主人公は江戸町奉行所の見習い同心となった十五歳の金子弥一郎。父は捕り物名人と言われた定町回り同心。そんな父を訪ねてきた商人下総屋と出会い、屋敷に同道したのが縁となる。店の雇い人の不始末を穏便に済ませたいと頼みに来た下総屋を知り、一緒に釣りをするようになった父親は、下総屋を気に入り、その娘を嫁に迎えることになる。
そんな父がなくなり、定町回り同心となった弥一郎は下総屋の娘と結ばれ、口やかましい母と暮らし始めるが、やがて嫁を認めた母ともうまくいくようになった頃に襲いかかったのが幕府の崩壊。明治維新だった。

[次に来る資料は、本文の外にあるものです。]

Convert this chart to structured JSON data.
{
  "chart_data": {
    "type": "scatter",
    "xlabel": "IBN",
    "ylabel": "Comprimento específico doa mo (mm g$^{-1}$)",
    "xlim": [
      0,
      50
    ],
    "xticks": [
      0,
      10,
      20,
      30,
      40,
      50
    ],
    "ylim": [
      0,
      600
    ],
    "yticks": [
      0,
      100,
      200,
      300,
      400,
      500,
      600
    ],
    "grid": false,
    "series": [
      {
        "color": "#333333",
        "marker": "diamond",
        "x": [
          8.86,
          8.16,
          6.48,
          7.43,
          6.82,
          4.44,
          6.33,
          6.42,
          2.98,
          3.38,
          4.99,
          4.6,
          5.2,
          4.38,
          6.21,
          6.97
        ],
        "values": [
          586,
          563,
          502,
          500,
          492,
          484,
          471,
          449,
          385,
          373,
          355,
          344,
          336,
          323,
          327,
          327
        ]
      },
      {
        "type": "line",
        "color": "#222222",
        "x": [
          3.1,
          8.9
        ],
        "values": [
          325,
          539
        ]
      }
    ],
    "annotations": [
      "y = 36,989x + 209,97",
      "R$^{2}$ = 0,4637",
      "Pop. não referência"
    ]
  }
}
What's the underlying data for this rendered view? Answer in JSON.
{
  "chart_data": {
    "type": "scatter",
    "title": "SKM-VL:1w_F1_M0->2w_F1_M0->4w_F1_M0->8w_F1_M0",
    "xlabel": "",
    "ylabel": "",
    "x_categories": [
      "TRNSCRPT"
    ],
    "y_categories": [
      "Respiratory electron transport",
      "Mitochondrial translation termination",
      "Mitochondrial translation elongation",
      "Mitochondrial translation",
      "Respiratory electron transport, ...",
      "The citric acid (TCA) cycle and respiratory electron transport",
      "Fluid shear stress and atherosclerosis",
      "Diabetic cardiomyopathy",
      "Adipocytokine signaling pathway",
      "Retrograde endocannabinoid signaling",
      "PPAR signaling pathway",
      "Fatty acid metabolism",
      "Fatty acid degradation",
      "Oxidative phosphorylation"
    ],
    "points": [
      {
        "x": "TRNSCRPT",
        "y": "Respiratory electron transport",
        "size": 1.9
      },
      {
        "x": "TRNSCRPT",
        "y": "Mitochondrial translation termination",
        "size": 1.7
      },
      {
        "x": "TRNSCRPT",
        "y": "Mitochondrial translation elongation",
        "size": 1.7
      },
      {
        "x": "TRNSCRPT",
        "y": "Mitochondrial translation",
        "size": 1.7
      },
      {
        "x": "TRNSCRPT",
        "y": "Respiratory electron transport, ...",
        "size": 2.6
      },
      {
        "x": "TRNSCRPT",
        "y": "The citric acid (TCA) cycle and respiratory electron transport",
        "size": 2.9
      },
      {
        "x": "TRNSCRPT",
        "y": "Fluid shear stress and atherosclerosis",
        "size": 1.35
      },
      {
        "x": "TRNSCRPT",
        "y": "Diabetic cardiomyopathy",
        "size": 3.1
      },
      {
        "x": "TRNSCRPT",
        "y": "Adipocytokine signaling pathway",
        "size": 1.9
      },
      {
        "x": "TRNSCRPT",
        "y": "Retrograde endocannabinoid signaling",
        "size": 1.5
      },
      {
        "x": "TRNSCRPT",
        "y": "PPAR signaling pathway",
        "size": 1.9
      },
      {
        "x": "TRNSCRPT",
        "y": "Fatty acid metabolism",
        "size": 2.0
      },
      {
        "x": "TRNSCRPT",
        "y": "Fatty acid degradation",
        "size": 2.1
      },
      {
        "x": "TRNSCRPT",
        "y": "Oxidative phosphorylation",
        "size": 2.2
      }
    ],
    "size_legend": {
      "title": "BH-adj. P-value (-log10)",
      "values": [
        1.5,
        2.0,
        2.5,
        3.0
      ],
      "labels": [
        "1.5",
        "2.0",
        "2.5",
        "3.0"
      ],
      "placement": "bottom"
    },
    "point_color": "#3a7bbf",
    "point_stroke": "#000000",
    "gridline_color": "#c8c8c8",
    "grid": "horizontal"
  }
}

幕府とは違い、庶民の暮らしに密着した町奉行所はしばらくは同じ仕事をしていた。やがて嫁が初産で母子ともになくなり、さらにそれを気にやんで母親も世を去る。
町奉行所も廃されて、仕事をなくした弥一郎。同僚の多くは政府の同じような役目についたものの、弥一郎には弟を上野でなくしたこともあり、政府に仕える気になれず、しばらくもと岡っ引きで料理屋を営む男のもとに身を寄せて、居候暮らしをする。

同期に同心となった友で、今は政府の捕亡方になった成尾の依頼で、亡き妻の父親である下総屋の始めた店の難儀を助けるために、腰をあげた弥一郎。久しぶりに外に出た彼には新な出会いがある。売れっ子芸者の米八、さらに新聞社の記者や社主。それが縁で新聞記者となって働き始めた弥一郎。新政府の暗部を暴き出そうと、同心で培った捜査力でがんばったものの、なかなかこれはという成果ができない。

やがて社主が病死し、残った三人であとを継ぐことにしたものの、ネタが取れるまではそれぞれの仕事をすることになる。つぶしが効かない弥一郎には彼に惚れてる芸者米八の助けで、彼女の実家の口入れ屋の雇い人に剣術を教える仕事にありつく。
不平分子を扇動して政府にたてつく反乱を画策する男をおっていた弥一郎。そんな彼のもとに同心時代の上司が頼みごとに来る。上司の知り合いの九州の藩で反乱の計画があり、殿様の密書が親戚のもとに送られた。それを政府筋のものに見られたら藩はつぶれるため、密かに奪い取ってほしいと。密書は奪い取れたものの、頼んできた上司が惨殺されたのを知った弥一郎は、敵をとろうと、惨殺した一味の頭を調べ、ついに単身斬り倒す。以後、芸者の厄介者となる弥一郎。